Charles Bukowski once wrote, “can you remember who you were before the world told you who you should be?” Since time immemorial, society has been dictating its own rules and set up its very own definition of normativity, therefore creating a border between those who fit and those who don’t. The world has been giving birth to outcasts for centuries. And today is no exception; one is cast out based on their religion, their gender, their sexual orientation, their views on the world, or their lifestyle.
As a gay man, Canadian artist Andrew Salgado has always felt that rejection and even experienced it in the most brutal way possible, when he fell victim to a hate crime at a music festival in Canada in 2008. The young man was then left toothless and unconscious. “Something like that shapes you forever…” he says. “But it’s how you process and move on from it where you find the silver lining.” After the incident, Andrew found in art a way to exteriorize his painful experience. “In art school, we often spoke about how art was a weapon, but I never really realized what that meant until something happened to me”, he explains. “I became anchored. I had something to talk about. Oddly enough, it made my career. As people, we have a natural tendency towards catharsis and convalescence.” Indeed, the works that followed, such as Bloody Faggot, were mostly self-portraits showing him completely wrecked.

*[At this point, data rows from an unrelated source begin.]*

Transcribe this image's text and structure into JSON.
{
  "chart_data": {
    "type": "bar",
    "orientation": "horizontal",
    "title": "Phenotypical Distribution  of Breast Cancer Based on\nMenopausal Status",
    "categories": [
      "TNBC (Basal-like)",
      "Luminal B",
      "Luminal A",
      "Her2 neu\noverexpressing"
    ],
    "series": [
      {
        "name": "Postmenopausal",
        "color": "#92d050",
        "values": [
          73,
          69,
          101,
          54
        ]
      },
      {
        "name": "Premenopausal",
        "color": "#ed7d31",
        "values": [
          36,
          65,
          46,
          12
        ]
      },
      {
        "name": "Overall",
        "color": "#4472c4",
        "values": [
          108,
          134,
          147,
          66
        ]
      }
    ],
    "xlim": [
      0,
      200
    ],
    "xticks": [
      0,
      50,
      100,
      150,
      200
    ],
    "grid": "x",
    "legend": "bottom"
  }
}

Today, he’s moved on from this past hurt and is sending all minorities and outcasts a powerful, hopeful, and healing message through his first London solo show in two years, The Snake, opening at Beers London on November 11, 2016. “For me, the title came about as a reference to change. How I, as an artist and person, saw myself as shedding my former skin and moving into something new. So, I suppose that is re-birth”, Andrew explains.